Article 31 of the Workers’ Statute acknowledges the right of employees to two special payments per year: one at Christmastime and the other in the month set by a collective labor agreement or by an agreement between the employer and the workers’ statutory representatives, which is usually a summer month. The same article establishes that it can be agreed in a collective labor agreement that the special payments will be made on a pro rata basis in twelve monthly installments. Pro rata payments need not be envisaged or can even be prohibited. But what happens when the employer breaches the prohibition on pro rata payments stipulated in the collective labor agreement? Would the worker be entitled to receive the special payments again?

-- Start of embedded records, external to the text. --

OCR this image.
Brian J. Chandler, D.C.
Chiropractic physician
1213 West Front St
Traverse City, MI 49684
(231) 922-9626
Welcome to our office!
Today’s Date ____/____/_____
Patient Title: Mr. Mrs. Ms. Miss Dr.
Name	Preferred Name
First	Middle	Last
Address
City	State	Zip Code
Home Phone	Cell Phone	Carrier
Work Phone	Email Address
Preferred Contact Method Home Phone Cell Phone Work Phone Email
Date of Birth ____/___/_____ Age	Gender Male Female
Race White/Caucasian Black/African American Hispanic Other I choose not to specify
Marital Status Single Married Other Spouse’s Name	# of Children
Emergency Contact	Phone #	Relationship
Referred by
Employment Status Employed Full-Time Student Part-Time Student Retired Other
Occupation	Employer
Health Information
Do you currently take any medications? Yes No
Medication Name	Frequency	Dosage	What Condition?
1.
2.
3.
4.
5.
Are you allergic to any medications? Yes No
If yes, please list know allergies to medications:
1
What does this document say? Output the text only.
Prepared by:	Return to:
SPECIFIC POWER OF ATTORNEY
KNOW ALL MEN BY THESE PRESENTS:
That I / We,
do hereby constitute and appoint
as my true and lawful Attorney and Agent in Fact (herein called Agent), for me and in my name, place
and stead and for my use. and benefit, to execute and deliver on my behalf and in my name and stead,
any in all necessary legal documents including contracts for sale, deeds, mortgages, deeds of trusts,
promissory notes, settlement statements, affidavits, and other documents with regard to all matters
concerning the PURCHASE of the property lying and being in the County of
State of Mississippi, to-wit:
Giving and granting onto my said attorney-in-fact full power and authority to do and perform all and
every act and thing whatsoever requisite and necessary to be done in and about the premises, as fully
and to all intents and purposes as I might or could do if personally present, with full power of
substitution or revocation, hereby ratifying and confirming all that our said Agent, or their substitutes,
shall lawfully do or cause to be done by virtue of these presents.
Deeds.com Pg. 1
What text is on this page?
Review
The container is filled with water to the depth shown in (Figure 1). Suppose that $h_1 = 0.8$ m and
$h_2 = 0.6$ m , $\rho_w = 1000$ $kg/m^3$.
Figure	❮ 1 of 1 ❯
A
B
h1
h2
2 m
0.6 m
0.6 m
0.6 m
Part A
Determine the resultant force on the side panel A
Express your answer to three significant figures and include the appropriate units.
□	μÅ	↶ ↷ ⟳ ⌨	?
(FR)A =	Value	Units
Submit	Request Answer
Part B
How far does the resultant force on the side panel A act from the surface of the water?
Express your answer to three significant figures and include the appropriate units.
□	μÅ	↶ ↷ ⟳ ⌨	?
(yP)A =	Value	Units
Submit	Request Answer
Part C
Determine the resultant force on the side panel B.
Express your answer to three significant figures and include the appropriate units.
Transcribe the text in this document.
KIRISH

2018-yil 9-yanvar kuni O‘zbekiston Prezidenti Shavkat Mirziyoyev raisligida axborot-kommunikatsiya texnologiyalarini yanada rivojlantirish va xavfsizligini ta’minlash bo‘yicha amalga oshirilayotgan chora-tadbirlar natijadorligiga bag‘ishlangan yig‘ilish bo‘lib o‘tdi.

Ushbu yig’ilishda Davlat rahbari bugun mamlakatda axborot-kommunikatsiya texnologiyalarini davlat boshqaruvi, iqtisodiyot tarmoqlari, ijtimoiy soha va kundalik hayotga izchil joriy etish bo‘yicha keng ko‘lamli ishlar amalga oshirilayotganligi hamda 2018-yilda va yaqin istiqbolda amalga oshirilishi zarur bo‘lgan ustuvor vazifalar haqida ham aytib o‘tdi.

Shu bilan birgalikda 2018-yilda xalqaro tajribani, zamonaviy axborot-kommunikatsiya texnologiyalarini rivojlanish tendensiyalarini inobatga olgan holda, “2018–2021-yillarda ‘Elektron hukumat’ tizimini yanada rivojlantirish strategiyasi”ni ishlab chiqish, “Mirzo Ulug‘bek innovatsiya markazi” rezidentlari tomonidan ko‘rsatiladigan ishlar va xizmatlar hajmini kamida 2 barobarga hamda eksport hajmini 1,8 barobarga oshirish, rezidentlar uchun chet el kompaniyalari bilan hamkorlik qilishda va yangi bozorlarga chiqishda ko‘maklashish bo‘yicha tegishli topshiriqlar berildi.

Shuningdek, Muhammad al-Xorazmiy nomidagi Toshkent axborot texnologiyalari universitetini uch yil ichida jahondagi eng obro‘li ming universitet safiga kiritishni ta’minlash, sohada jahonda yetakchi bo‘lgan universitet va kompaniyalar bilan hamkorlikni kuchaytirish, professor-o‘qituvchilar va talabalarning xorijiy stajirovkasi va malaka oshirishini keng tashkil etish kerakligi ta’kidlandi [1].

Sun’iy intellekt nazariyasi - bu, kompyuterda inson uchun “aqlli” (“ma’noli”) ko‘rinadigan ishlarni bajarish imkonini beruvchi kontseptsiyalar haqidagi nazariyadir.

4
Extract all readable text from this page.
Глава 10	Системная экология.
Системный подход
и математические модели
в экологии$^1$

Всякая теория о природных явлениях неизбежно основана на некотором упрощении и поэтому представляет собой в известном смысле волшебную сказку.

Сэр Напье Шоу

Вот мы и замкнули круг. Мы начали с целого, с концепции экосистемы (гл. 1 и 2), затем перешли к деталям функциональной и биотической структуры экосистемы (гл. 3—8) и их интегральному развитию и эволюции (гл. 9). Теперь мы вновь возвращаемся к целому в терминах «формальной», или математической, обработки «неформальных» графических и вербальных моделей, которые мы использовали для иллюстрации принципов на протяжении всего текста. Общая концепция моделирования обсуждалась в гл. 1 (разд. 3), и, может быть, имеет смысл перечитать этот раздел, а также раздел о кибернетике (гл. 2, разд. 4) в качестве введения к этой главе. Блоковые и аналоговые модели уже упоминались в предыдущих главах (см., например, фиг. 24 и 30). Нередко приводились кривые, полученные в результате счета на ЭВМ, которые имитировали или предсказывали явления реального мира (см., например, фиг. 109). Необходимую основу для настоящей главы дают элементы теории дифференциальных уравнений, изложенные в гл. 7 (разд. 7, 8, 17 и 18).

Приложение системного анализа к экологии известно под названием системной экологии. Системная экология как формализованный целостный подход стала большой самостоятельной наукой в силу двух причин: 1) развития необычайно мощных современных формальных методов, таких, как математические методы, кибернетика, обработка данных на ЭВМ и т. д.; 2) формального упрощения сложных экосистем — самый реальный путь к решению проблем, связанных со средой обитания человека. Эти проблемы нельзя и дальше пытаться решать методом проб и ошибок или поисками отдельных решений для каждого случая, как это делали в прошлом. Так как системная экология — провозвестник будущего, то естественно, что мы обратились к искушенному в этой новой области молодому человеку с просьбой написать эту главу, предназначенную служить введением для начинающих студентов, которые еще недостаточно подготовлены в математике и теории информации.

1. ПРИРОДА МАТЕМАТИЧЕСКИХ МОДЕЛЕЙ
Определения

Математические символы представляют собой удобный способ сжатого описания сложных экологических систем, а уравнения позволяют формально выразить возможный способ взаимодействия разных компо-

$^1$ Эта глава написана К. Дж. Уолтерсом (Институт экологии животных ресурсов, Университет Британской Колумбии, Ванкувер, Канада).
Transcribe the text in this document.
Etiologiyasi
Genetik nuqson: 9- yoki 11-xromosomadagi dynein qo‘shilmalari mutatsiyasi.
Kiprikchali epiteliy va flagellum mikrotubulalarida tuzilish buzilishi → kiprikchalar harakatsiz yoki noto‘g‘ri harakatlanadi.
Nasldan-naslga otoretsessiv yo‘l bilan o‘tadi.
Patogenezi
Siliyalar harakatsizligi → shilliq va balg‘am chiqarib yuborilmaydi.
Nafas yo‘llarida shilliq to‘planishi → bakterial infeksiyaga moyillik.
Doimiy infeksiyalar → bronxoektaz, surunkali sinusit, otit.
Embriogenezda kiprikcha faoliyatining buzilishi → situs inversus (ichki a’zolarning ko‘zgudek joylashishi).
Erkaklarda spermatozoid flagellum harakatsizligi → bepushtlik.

According to the case law of the Supreme Court, as we analyzed in a previous post, when a collective labor agreement prohibited making special payments on a pro rata basis and the employer breached such prohibition, said pro rata payments were considered part of ordinary compensation and, in these situations, the employer had to make the special payments again. This view was expressed by the Supreme Court, among others, in its judgments of January 25, 2012, February 8, 2021 and January 19, 2022.

However, a new ruling by the Supreme Court has shifted this issue again. It is the Supreme Court’s judgment of May 18, 2022, in which, upholding the appeal in cassation for a definitive ruling on a point of law filed by the employer, the Court revoked the appealed decision and released the employer from having to pay the claimant/worker the special payments that he had received monthly on a pro rata basis.

The Supreme Court arrived at this conclusion on the grounds that the collective labor agreement in question (in this case the 7th Nationwide Collective Labor Agreement for Care Services for Dependent Persons and the Promotion of Personal Autonomy) does not define this consequence for the breach of the pro rata prohibition and, accordingly, since the claimant had received the pro rata special payments on a non-contentious basis throughout the employment relationship, “the acceptance of and consent to the monthly receipt cancelled the employer’s corresponding obligation and recognizing the special payments again would lead to an unfair enrichment of the worker.”

Thus, uncertainty has reappeared in an issue that was already settled, which undoubtedly gives cause for hope to companies that have proceeded to make special payments on a pro rata basis without first taking into account what the applicable collective labor agreement says in this regard.